Two University of Wisconsin–Madison professors have been named to Sloan Research Fellowships — prestigious and competitive awards given to promising young researchers in the early stages of their careers.

“Sloan Research Fellows are the best young scientists working today,” says Adam F. Falk, president of the Alfred P. Sloan Foundation. “Sloan Fellows stand out for their creativity, for their hard work, for the importance of the issues they tackle, and the energy and innovation with which they tackle them. To be a Sloan Fellow is to be in the vanguard of 21st century science.”

Photo: Mihaela Ifrim

Mihaela Ifrim

Photo: Botong Wang

Botong Wang

UW–Madison’s 2019 Sloan Fellows are mathematics professors Mihaela Ifrim and Botong Wang.
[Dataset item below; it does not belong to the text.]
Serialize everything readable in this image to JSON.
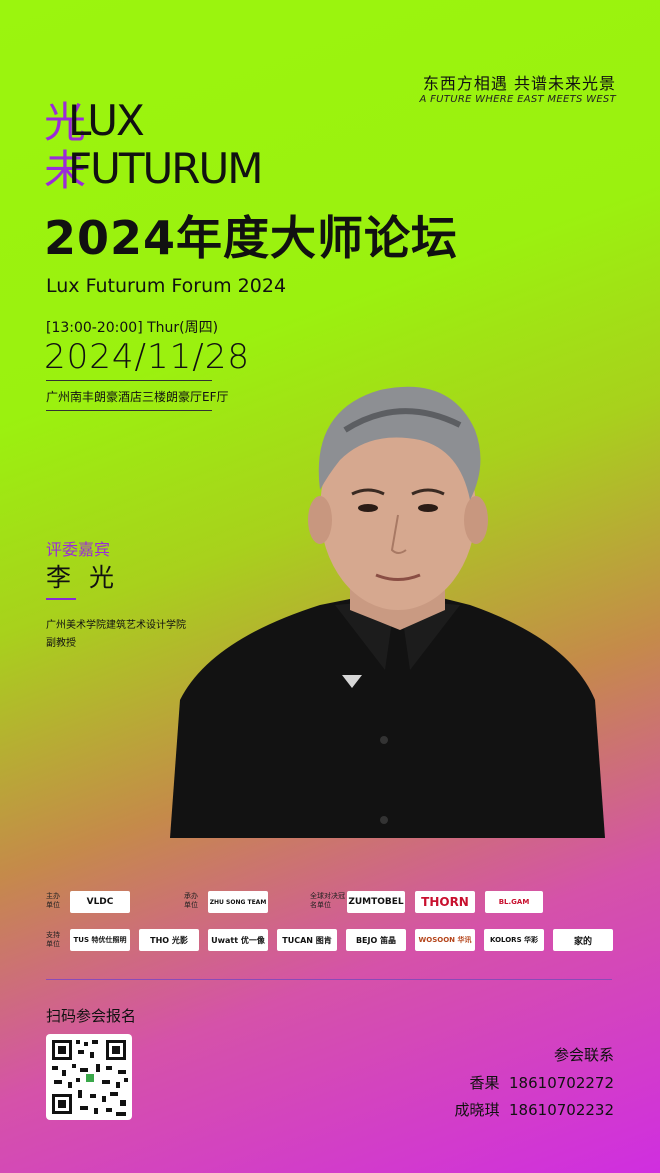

Ifrim’s research includes fluid mechanics, harmonic analysis, and nonlinear dispersive equations with an emphasis on water wave equations. Wang focuses on topology of algebraic varieties and its interaction with combinatorics and algebraic statistics. Both mathematicians earned doctorates in 2012 and joined the UW–Madison faculty in 2017.

Each fellow receives a two-year $70,000 fellowship from the foundation, which has awarded Sloan Research Fellowships in eight scientific and technical fields — chemistry, computer science, economics, mathematics, computational and evolutionary molecular biology, neuroscience, ocean sciences and physics — since 1955.

This year, 126 U.S. and Canadian researchers were honored by the New York-based, not-for-profit philanthropic organization. Since 1934, the Sloan Foundation has made grants in support of research and education in science, technology, engineering, mathematics and economic performance.